The UOB team predicted that equity markets would see out-flows into assets perceived as "safe havens", such as the US dollar, Swiss franc, Japanese yen, and US Treasury debt.
As for which industries will feel the heat, IG Asia market strategist Pan Jingyi said that "for markets, the scrutiny would be on many of the targeted sectors, with China focusing on farm products, cars and crude oil, among others that would likely find reactions cutting across US markets". She added: "A sea of red can certainly be sighted across US futures, making for weak leads for Asian markets."
Bank of Singapore's Mr Lee said: "The Singapore economy is heavily dependent on global trade, and the scenario of a trade war would pose extensive headwinds for domestic equities. Manufacturing and export-oriented sectors, in particular, would be more affected."
Hi-P International, which counts China home to almost half of its manufacturing plants, saw its share price slide by 7.94 per cent to S$1.16.
Meanwhile, Yangzijiang Shipbuilding slipped 3.11 per cent to 93.5 Singapore cents, China Sunsine Chemical lost 2.45 per cent to S$1.59 and China Aviation Oil Singapore dipped by 1.89 per cent to S$1.56.
Also among the potential victims of Chinese import taxes are soya beans from the US. Singapore-listed agribusiness Wilmar International, a key crusher of the crop in China, closed flat at S$3.28 on Monday.
Standard Chartered projected in a special report in late April that Singapore's gross domestic product could take a hit to the tune of 1.1 per cent should China cease all its US exports.
Sharing a view that only deepens the gloom, Reuters quoted Mizuho Securities senior technical analyst Yutaka Miura as saying: "The US is not only after China. It's after a lot of countries in the world. Investors are worried that the trade war would eventually hit global demand."

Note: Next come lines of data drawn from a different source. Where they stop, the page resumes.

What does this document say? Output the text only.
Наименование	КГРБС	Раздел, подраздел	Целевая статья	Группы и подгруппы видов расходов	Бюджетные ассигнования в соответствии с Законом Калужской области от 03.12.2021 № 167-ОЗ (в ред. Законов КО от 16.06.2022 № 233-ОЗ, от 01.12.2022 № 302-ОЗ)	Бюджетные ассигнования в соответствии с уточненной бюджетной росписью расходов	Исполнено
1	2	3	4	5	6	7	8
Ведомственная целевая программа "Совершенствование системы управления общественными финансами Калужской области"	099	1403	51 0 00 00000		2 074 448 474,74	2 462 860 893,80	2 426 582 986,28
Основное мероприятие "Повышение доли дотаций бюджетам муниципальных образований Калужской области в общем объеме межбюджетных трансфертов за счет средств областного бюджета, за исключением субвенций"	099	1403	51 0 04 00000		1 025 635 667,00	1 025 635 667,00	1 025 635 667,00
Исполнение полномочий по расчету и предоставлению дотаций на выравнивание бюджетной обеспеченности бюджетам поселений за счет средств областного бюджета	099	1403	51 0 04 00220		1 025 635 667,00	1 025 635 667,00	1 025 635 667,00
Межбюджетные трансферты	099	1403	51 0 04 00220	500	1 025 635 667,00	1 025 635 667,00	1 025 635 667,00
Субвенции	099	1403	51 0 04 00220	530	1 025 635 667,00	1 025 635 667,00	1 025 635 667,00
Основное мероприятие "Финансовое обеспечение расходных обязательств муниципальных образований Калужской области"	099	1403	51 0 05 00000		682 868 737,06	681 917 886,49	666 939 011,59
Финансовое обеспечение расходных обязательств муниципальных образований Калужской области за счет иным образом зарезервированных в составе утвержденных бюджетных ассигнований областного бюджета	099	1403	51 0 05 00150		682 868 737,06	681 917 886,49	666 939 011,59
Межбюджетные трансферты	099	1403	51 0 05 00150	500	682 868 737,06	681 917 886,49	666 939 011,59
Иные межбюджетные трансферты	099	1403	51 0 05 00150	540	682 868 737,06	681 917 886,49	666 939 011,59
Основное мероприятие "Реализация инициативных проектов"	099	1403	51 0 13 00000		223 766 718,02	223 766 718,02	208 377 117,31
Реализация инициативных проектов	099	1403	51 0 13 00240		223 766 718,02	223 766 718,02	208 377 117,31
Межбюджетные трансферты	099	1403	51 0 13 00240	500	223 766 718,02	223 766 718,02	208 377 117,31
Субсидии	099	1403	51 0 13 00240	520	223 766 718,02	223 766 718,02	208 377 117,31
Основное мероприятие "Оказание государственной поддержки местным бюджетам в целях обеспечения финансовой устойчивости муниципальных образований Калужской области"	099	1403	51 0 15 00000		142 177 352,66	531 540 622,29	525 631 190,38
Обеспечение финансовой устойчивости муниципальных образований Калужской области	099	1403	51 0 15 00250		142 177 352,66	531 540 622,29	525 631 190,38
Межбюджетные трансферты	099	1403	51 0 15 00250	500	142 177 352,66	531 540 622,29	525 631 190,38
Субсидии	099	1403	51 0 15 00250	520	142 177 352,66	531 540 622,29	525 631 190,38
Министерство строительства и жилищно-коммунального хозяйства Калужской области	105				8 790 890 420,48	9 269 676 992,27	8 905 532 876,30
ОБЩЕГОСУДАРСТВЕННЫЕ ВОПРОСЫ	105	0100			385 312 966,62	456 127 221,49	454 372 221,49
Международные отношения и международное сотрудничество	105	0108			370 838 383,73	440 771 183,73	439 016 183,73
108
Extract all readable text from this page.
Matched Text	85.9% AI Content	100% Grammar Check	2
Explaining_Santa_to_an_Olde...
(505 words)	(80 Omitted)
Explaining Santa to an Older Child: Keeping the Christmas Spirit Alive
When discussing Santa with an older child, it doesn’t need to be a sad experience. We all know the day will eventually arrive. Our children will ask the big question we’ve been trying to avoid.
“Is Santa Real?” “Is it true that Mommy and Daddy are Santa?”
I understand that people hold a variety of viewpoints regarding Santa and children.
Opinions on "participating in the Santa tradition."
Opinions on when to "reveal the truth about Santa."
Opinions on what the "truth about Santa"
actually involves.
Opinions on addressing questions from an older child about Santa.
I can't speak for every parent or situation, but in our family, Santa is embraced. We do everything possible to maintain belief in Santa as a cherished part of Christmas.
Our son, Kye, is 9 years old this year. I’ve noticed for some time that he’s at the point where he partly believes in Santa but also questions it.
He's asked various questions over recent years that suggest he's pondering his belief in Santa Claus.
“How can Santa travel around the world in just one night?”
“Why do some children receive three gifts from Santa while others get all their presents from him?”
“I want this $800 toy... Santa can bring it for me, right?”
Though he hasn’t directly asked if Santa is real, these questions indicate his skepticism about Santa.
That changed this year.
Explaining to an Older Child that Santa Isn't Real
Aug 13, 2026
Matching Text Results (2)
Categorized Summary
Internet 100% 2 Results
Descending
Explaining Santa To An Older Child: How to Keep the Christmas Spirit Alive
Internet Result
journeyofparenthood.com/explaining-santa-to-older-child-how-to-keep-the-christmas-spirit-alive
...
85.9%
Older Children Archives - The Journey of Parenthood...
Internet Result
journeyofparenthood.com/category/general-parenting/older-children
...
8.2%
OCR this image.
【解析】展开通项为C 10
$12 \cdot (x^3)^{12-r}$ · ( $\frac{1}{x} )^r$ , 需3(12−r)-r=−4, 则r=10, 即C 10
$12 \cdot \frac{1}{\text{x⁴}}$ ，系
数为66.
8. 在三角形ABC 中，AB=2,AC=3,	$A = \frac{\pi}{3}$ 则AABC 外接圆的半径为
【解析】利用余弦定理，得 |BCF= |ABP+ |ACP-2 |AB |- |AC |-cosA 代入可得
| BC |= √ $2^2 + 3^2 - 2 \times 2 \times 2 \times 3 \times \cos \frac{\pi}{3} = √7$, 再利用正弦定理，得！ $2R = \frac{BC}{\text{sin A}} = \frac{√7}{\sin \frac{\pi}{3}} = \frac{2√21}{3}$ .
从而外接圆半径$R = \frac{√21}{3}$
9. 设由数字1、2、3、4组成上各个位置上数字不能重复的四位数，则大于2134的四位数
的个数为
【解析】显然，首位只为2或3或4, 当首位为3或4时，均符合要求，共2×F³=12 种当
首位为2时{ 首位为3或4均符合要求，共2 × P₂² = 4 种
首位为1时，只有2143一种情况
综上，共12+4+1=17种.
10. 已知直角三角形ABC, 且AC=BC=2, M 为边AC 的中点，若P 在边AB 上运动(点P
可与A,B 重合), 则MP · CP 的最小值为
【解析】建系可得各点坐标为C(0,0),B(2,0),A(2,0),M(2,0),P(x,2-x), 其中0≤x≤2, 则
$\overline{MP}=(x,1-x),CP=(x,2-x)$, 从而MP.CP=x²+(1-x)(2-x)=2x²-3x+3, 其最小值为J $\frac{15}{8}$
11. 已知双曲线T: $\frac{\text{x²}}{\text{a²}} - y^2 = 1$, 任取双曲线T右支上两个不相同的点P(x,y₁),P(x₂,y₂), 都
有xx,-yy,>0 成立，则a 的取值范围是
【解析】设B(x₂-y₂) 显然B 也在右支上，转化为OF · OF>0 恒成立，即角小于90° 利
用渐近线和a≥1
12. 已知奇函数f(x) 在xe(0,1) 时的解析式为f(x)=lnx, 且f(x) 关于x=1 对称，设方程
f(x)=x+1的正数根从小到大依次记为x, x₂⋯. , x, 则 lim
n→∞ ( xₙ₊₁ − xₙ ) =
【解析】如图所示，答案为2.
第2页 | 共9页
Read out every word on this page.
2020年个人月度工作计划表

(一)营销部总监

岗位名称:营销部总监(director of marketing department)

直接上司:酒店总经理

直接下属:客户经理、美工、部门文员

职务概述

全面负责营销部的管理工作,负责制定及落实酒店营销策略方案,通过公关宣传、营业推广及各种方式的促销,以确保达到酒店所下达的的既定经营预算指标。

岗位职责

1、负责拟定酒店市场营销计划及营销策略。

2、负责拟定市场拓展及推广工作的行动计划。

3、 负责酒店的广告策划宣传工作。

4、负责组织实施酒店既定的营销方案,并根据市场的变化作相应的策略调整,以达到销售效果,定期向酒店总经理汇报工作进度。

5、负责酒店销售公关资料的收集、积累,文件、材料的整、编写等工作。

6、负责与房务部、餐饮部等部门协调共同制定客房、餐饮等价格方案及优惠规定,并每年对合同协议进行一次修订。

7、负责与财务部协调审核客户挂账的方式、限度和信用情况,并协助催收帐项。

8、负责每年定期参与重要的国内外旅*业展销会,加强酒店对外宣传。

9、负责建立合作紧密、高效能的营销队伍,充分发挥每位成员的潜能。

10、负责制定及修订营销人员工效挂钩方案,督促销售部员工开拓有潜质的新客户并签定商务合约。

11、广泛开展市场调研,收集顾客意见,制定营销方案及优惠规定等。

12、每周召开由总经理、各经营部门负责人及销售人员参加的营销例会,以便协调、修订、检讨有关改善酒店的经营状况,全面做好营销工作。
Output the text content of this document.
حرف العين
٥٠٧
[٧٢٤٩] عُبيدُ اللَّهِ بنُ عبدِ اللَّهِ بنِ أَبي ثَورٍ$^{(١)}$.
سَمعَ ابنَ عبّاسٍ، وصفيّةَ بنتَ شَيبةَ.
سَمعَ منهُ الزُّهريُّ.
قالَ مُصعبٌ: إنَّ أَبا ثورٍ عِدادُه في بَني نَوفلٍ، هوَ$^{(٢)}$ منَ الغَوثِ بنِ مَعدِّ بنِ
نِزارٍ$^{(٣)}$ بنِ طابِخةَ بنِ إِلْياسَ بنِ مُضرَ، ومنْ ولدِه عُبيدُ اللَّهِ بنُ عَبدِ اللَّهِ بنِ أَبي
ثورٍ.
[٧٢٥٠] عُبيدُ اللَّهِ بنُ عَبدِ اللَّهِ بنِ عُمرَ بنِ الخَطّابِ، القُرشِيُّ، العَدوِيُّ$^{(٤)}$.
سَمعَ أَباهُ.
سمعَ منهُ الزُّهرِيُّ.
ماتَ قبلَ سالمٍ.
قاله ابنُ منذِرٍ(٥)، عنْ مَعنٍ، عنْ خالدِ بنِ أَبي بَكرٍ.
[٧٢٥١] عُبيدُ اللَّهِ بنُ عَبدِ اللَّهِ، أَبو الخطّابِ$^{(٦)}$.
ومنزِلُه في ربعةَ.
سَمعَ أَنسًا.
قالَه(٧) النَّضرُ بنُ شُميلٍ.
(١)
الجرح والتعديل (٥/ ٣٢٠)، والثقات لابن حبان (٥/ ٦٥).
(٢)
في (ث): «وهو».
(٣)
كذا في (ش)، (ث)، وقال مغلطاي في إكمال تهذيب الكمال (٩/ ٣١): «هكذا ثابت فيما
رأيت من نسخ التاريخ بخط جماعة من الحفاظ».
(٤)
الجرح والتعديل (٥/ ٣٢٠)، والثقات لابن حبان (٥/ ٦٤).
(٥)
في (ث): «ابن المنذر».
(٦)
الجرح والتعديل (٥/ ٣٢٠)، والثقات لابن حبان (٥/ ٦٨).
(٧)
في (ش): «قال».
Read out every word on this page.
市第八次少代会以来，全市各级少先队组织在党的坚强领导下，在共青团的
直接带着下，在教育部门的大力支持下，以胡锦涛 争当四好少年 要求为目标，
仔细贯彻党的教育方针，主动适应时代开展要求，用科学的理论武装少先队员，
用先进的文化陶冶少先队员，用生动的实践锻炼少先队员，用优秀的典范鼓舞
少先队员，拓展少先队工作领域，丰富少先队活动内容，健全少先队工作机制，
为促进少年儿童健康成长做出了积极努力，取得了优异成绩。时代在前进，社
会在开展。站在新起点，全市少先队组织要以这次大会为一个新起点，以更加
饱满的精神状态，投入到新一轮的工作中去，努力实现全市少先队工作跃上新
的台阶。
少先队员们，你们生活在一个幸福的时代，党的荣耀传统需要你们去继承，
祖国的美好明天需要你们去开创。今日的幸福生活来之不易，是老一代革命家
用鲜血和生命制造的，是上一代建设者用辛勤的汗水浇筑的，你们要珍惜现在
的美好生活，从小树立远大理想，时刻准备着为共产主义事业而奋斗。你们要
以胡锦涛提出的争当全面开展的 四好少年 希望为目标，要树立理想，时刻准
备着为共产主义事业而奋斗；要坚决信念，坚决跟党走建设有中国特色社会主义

Another storm cloud lingering over markets this week is the Organisation of the Petroleum Exporting Countries (Opec) meeting on Friday. The oil-producing cartel has been riven by internal disagreement over whether to raise its supply, even as US oil was singled out by China as a candidate for retaliatory duties.
"Although trade war concerns between the United States and China will likely act as the headline risk for this week, there are a number of different events that investors will need to monitor," said Jameel Ahmad, global head of currency strategy and market research at currency broker FXTM. He cited the Opec session and a Bank of England meeting, among others.